Low-trauma fractures (which occur spontaneously or following minor trauma) are a frequent consequence of osteoporosis and can lead to significant disability, and even death, for patients. One low-trauma fracture often leads to a cycle of recurrent fracture. For example, approximately 50 percent of patients who suffer a hip fracture have a history of past fracture.

In BC, the annual cost for osteoporosis-related fractures has been estimated at $269 million for hospital care, Medical Services Plan and Pharmacare alone.
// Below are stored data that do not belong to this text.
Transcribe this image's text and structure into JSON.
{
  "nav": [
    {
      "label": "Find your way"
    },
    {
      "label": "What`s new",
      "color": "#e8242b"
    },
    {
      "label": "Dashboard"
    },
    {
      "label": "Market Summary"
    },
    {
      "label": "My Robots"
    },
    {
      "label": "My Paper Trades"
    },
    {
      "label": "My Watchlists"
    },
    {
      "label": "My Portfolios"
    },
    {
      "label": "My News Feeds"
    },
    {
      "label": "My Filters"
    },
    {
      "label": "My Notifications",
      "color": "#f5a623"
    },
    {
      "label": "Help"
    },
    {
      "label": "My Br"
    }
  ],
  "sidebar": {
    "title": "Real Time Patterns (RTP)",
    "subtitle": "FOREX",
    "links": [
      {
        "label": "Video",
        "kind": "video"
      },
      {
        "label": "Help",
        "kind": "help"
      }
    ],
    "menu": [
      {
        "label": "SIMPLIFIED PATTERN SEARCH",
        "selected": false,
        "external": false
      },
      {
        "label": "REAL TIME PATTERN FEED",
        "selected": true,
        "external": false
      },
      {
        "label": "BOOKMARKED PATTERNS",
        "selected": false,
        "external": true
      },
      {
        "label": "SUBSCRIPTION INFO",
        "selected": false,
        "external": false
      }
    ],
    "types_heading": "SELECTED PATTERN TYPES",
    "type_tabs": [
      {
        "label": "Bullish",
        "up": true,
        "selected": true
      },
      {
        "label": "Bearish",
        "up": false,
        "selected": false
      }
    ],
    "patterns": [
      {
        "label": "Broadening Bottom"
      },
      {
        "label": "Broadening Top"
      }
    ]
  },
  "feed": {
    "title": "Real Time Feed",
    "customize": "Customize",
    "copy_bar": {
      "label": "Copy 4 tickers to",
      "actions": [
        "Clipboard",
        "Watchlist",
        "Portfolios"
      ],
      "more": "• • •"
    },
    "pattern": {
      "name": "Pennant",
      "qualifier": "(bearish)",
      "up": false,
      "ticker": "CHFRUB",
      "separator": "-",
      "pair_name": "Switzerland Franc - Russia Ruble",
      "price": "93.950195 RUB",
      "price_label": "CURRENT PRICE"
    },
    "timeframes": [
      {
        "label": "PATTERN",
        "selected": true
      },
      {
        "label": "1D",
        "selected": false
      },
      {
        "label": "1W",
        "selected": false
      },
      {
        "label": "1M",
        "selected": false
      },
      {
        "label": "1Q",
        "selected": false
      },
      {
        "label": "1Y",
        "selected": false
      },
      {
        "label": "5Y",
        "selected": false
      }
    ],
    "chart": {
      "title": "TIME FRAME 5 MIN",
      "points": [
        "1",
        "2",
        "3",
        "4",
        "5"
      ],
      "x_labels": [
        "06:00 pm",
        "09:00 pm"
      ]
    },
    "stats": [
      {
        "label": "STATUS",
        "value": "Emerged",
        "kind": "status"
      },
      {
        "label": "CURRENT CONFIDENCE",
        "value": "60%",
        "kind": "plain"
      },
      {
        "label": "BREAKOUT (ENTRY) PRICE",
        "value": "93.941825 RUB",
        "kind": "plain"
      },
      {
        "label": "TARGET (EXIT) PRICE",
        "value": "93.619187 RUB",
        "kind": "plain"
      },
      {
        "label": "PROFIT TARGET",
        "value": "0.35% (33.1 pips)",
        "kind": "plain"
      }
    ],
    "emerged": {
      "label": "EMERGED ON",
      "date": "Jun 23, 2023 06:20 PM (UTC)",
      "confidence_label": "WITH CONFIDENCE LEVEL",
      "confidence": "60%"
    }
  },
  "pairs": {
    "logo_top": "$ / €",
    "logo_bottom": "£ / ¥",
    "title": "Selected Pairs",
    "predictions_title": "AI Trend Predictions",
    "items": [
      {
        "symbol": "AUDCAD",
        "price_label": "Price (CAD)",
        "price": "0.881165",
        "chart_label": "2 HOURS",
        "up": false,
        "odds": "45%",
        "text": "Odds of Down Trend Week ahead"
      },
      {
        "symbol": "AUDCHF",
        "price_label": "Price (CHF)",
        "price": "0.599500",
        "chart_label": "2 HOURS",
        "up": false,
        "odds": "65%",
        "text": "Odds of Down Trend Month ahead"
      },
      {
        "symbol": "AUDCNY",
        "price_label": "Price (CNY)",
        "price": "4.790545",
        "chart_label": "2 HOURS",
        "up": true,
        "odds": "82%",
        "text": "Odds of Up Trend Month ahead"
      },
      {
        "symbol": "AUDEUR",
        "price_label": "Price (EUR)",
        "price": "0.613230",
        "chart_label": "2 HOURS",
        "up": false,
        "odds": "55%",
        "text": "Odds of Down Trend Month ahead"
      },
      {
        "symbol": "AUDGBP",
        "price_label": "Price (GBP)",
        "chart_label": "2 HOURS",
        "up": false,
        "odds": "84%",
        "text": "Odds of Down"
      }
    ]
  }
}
Despite the availability of effective treatments that reduce future fracture risk by up to 50 percent, less than 20 percent of patients suffering low trauma fractures receive such treatments in their post-fracture care. This is the osteoporosis care gap.

The evidenced-based Fracture Liaison Services (FLS) model has been adopted worldwide as the most effective model for preventing recurrent osteoporosis-related fractures in a cost-effective manner. FLS involves a dedicated coordinator who captures the patient at the point of orthopedic care for the low-trauma fracture and integrates secondary fracture prevention into the overall fracture experience. FLS coordinators link fracture patients with community family physicians to ensure sustainability and follow-through of initiated interventions to prevent another fracture.

In 2012, the Secondary Fracture Prevention Research Team in Fraser Health (FH) brought together osteoporosis and fall prevention experts to develop an FLS model that fit the context of the BC health-care environment. In 2015, the model was implemented at Peace Arch Hospital (PAH).

A controlled before and after study demonstrated a three-fold increase in appropriate fracture prevention interventions taken up by low-trauma fracture patients in the FLS group compared with a control group. FLS is now a permanent program at PAH. In this project, the team will explore how the FLS model implemented at one hospital can be successfully adapted and scaled-up to other hospital sites within FH.

Consolidated Framework for Implementation Research (CFIR) 16 will inform the team’s implementation strategy and the RE-AIM 17 model will frame the process and outcome evaluation. The key outcome is to inform an FLS implementation strategy that can be used to spread the FLS model across BC, thereby improving patients’ quality of life after low-trauma fractures and decreasing health care costs related to recurrent fracture.